Reach, the malign god of demolition, is on a rampage, destroying the creatures of hidden London to lay claim to the skyscraper throne. Caught up in helping Filius raise an alleyway army to battle Reach, Beth soon forgets her old life. But when the enemy claims her best friend, Beth must choose between the acceptance she finds in the streets and the life she left behind.
Book 1 of the Skyscraper Throne series.
The City’s Son by Tom Pollock
Starting with a strong burst of excitement, The City’s Son by Tom Pollock immediately places the reader in Filius Viae’s London — a dirty, yet fantastical London where nothing is as it seems. The characters each feel individual, Beth is as different as Pen is as different as Electra is as different as Petris etc. Pollock excels at creating unique, fleshed out characters and cultures, if you will.
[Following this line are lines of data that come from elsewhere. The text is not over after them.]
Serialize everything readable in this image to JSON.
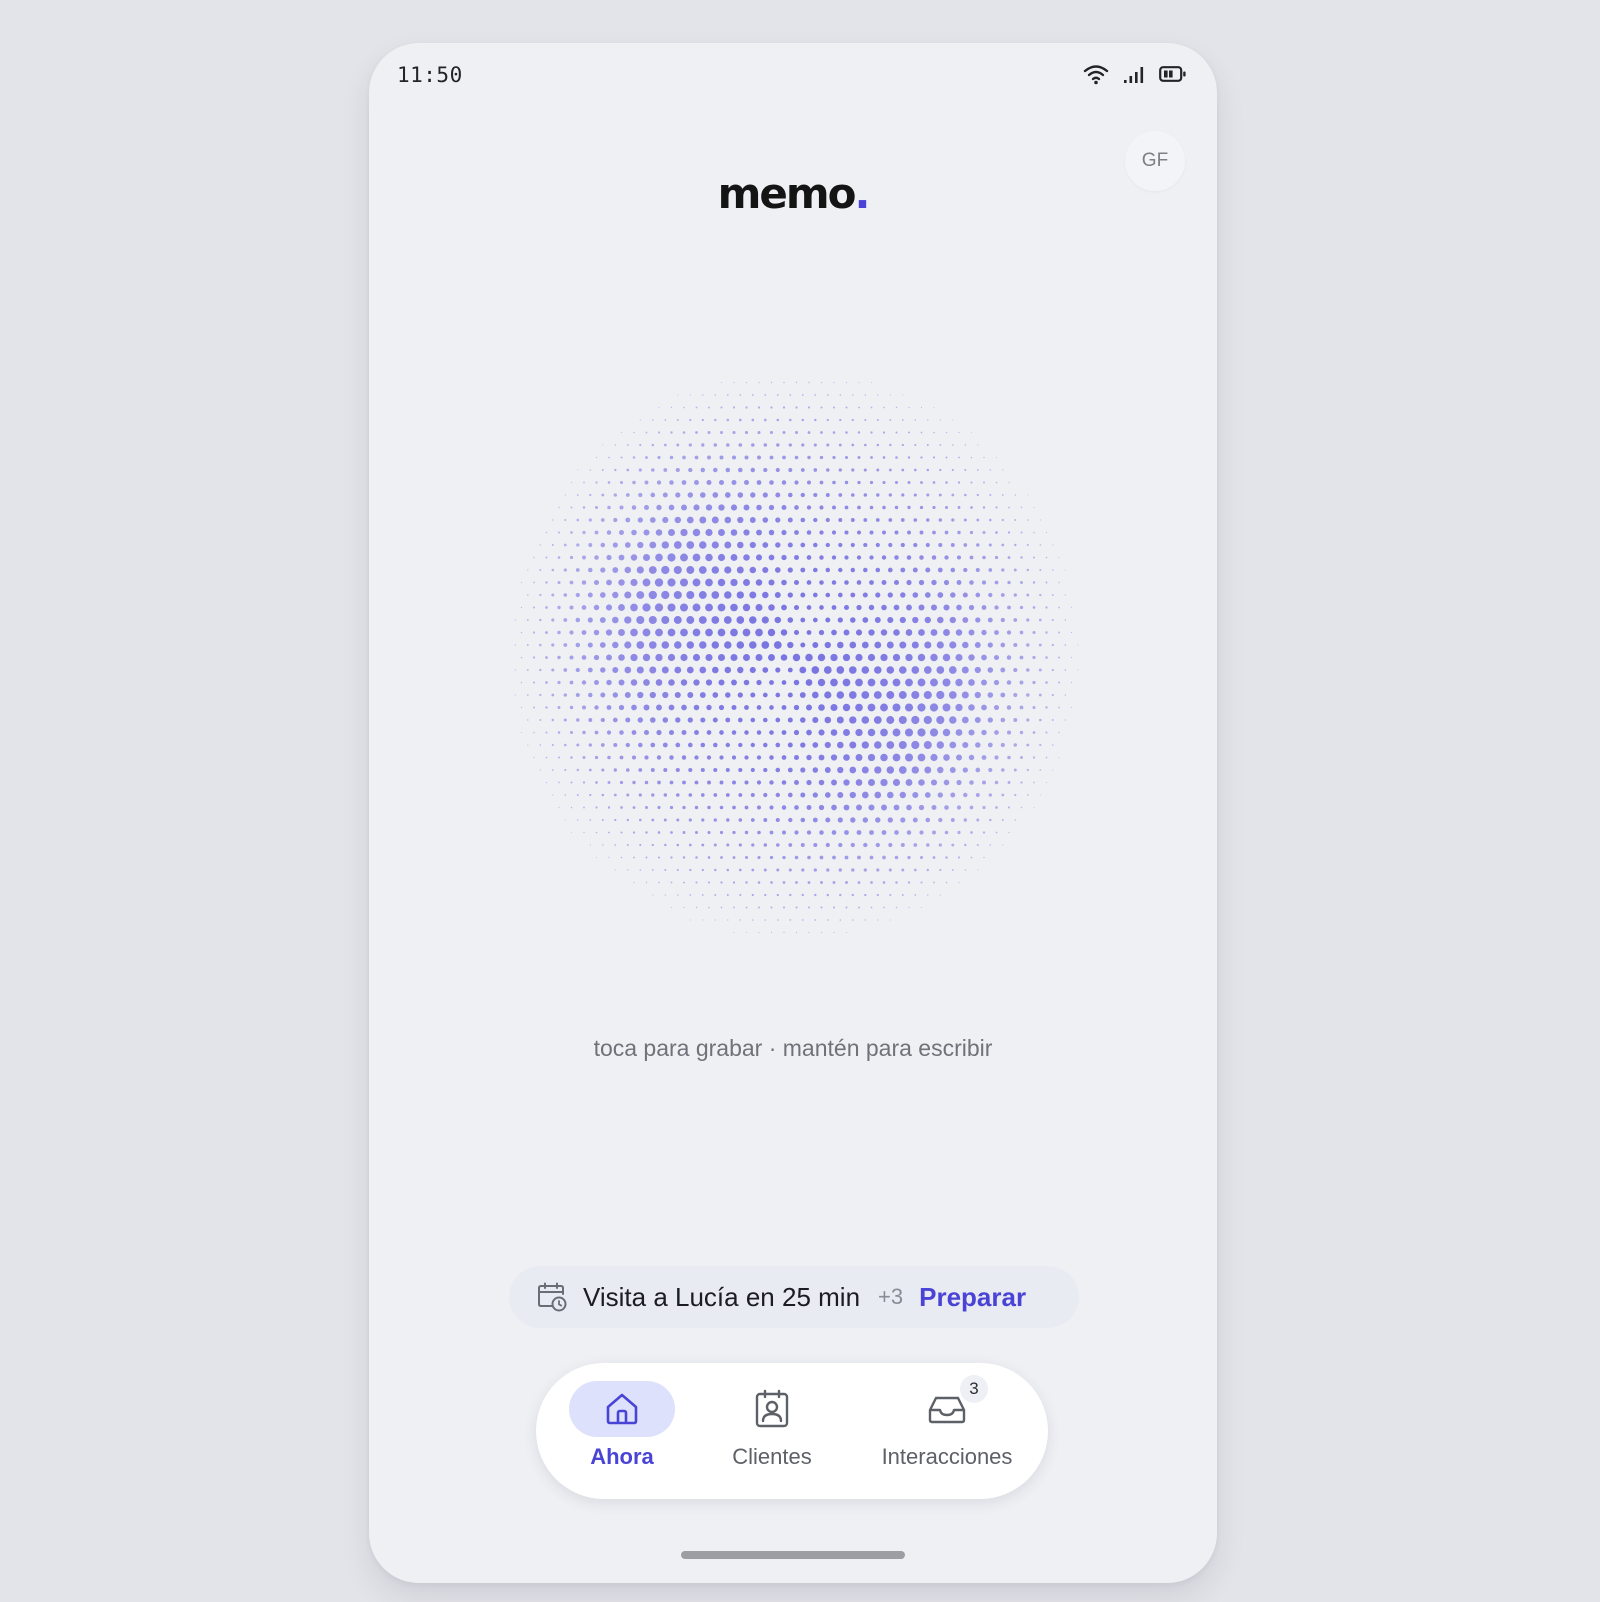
{
  "status_bar": {
    "time": "11:50",
    "icons": [
      "wifi-icon",
      "signal-icon",
      "battery-icon"
    ]
  },
  "header": {
    "logo_text": "memo",
    "logo_dot": ".",
    "avatar_initials": "GF"
  },
  "record": {
    "hint": "toca para grabar · mantén para escribir"
  },
  "upcoming": {
    "icon": "calendar-clock-icon",
    "text": "Visita a Lucía en 25 min",
    "more": "+3",
    "action": "Preparar"
  },
  "nav": {
    "tabs": [
      {
        "label": "Ahora",
        "icon": "home-icon",
        "active": true
      },
      {
        "label": "Clientes",
        "icon": "contact-card-icon",
        "active": false
      },
      {
        "label": "Interacciones",
        "icon": "inbox-icon",
        "active": false,
        "badge": "3"
      }
    ]
  },
  "colors": {
    "accent": "#4a44d6",
    "background": "#eff0f4",
    "orb_dots": "#6e67df"
  }
}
The main story is solid, a war brewing between old and new London, if you will; between the growing need for industry and the nostalgia for simpler, more organic times.
The various groups of Viae’s London are all pretty distinct. The eternally punished gravestones are bitter of all that aren’t encased in stone, and for good reason. Their fated eternity of torture keeps their brotherhood tight and their outlook on life bleak. Even still, they take comfort with one another. Then there’s the mirrorstocracy, snooty blue bloods that focus solely on appearances, which makes sense as they are living reflections.
Something really great that Pollock does is create a strong female-female relationship with BFFs Pen and Beth. There’s no female jealousy or competition. Both accept the other as they are. Both have their own strengths, their own minds. It’s amazing to see that in a YA book. Especially since Pen is of Pakistani descent with what seem to be traditional parents. It’s great to see a bit of representation and have that representation not be the sole defining feature of a character.
Where The City’s Son falters, however, is in its pacing and attempt to do too much too fast. There are various points in the book where you might just find yourself bored. Then, there are times when there is so much action or story building that you have to take a breath. There isn’t a balance. This might have to do with Pollock trying to introduce too much, as though he wasn’t confident enough in the main story to focus on that. Instead, we have the side story of Pen and her professor, Beth and her father, Filius/Electra/Beth, etc. If this were a longer book, perhaps all of these stories would have mattered, but as it stands, we didn’t need them to further the story. In fact, they served as a distraction to the main conflict instead of building momentum towards the climax.
Then, we get to the end, and I must say, I was really surprised! What Pollock did was pretty brave and I half expected a last minute “miracle” to change things up. When that didn’t happen, and a major secret was revealed, I felt shocked, a little happy, and a bit cheated. Happy because Pollock seemed to stand by his decision, shocked because the ending came out of nowhere, cheated because the ending seemed unearned. There had been nothing in the novel that would lead you to reach the conclusion we ended at.
The City’s Son by Tom Pollock, through all of its faults and merits, is a good, fun YA book that feels like a solid start to an interesting series reminiscent of Neil Gaiman’s Neverwhere.